On ne peut pas dire que le rapport Lescure esquisse un quelconque infléchissement dans la politique du ministère. Il participe plutôt à formaliser l’abandon de toute ambition véritable, et signe même la mort de la politique culturelle en tant que telle, par une redéfinition terrifiante. La politique culturelle est ainsi conçue (I, p. 7)à partir de « trois objectifs améliorer la disponibilité en ligne des œuvres culturelles, favoriser le développement d’un tissu de services innovants et attentifs à la diversité culturelle et stimuler la demande en encourageant l’émergence d’une offre abordable et ergonomique, respectueuse des droits des usagers. » La politique comme organisation d’un marché, soit l’inverse même de ce qu’elle est censée être. Alors même que le concept d’exception culturelle entendait (initialement en les excluant des négociations de l’OMC) ne pas faire de la culture une marchandise « comme une autre », la culture n’est ici vue que sous l’angle du marché des œuvres, principalement audiovisuelles, de son encadrement, et de sa protection contre le téléchargement illégal (avec suppression de la Hadopi et le transfert de ses attributions, dont la « riposte graduée », au CSA).

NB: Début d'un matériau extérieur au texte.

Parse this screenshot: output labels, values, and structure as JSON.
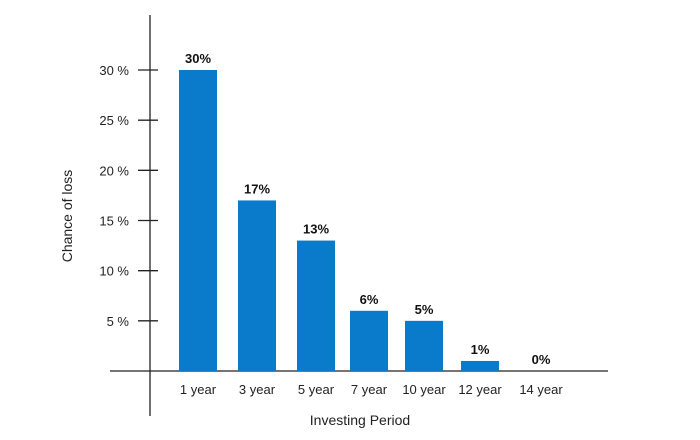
{
  "chart_data": {
    "type": "bar",
    "categories": [
      "1 year",
      "3 year",
      "5 year",
      "7 year",
      "10 year",
      "12 year",
      "14 year"
    ],
    "values": [
      30,
      17,
      13,
      6,
      5,
      1,
      0
    ],
    "data_labels": [
      "30%",
      "17%",
      "13%",
      "6%",
      "5%",
      "1%",
      "0%"
    ],
    "xlabel": "Investing Period",
    "ylabel": "Chance of loss",
    "ylim": [
      0,
      30
    ],
    "yticks": [
      5,
      10,
      15,
      20,
      25,
      30
    ],
    "ytick_labels": [
      "5 %",
      "10 %",
      "15 %",
      "20 %",
      "25 %",
      "30 %"
    ],
    "grid": false,
    "colors": {
      "bar": "#0a7acb",
      "axis": "#222222"
    }
  }
}
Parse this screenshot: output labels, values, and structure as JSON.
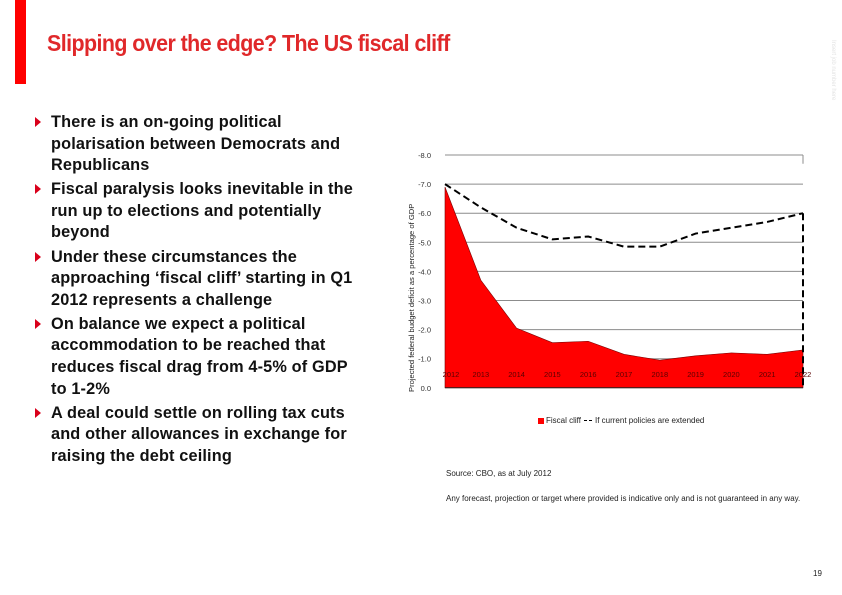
{
  "slide": {
    "title": "Slipping over the edge? The US fiscal cliff",
    "job_number_placeholder": "Insert job number here",
    "page_number": "19",
    "accent_color": "#ff0000",
    "title_color": "#e0282a"
  },
  "bullets": [
    {
      "text": "There is an on-going political polarisation between Democrats and Republicans"
    },
    {
      "text": "Fiscal paralysis looks inevitable in the run up to elections and potentially beyond"
    },
    {
      "text": "Under these circumstances the approaching ‘fiscal cliff’ starting in Q1 2012 represents a challenge"
    },
    {
      "text": "On balance we expect a political accommodation to be reached that reduces fiscal drag from 4-5% of GDP to 1-2%"
    },
    {
      "text": "A deal could settle on rolling tax cuts and other allowances in exchange for raising the debt ceiling"
    }
  ],
  "chart_data": {
    "type": "area",
    "title": "",
    "xlabel": "",
    "ylabel": "Projected federal budget deficit as a percentage of GDP",
    "x": [
      "2012",
      "2013",
      "2014",
      "2015",
      "2016",
      "2017",
      "2018",
      "2019",
      "2020",
      "2021",
      "2022"
    ],
    "x_tick_labels": [
      "2012",
      "2013",
      "2014",
      "2015",
      "2016",
      "2017",
      "2018",
      "2019",
      "2020",
      "2021",
      "2022"
    ],
    "y_tick_labels": [
      "-8.0",
      "-7.0",
      "-6.0",
      "-5.0",
      "-4.0",
      "-3.0",
      "-2.0",
      "-1.0",
      "0.0"
    ],
    "ylim": [
      0,
      -8
    ],
    "grid": true,
    "legend_position": "bottom",
    "series": [
      {
        "name": "Fiscal cliff",
        "style": "filled-area",
        "color": "#ff0000",
        "values": [
          -6.9,
          -3.7,
          -2.05,
          -1.55,
          -1.6,
          -1.15,
          -0.95,
          -1.1,
          -1.2,
          -1.15,
          -1.3
        ]
      },
      {
        "name": "If current policies are extended",
        "style": "dashed-line",
        "color": "#000000",
        "values": [
          -7.0,
          -6.2,
          -5.5,
          -5.1,
          -5.2,
          -4.85,
          -4.85,
          -5.3,
          -5.5,
          -5.7,
          -6.0
        ]
      }
    ]
  },
  "legend": {
    "items": [
      "Fiscal cliff",
      "If current policies are extended"
    ]
  },
  "source": "Source: CBO, as at July 2012",
  "disclaimer": "Any forecast, projection or target where provided is indicative only and is not guaranteed in any way."
}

Et lorsqu’il s’agit d’aborder la question du développement d’une offre « gratuite ou abordable (I, p. 15), c’est avant tout pour rappeler que « les marges de manoeuvre de la puissance publique sont limitées par les contraintes budgétaires et le poids des habitudes ». Ce qui n’empêche pas le rapport de préconiser un développement massif de l’offre numérique en bibliothèque, « très peu développée » y est-il dit : pourtant, sur les 1,8 % du marché du livre que représente le livre numérique, 80% sont réalisés par les commandes publiques, subvention déguisée à un marché qui se révèle dans les faits tout sauf dynamique, et à une pratique de qui n’est pas plébiscitée par les lecteurs. Mais n’est-ce pas François Hollande qui avait décidé d’équiper tous les élèves de 6e de Corrèze de tablettes iPad, pour un bilan pourtant très contesté ? L’industrie, elle, apprécie le cadeau. Quant à la taxe proposée sur les produits électroniques par le rapport, elle ne risque guère de toucher que le portefeuille des Français, et non les ventes de smartphones et de tablettes.

Un domaine public enfin protégé ?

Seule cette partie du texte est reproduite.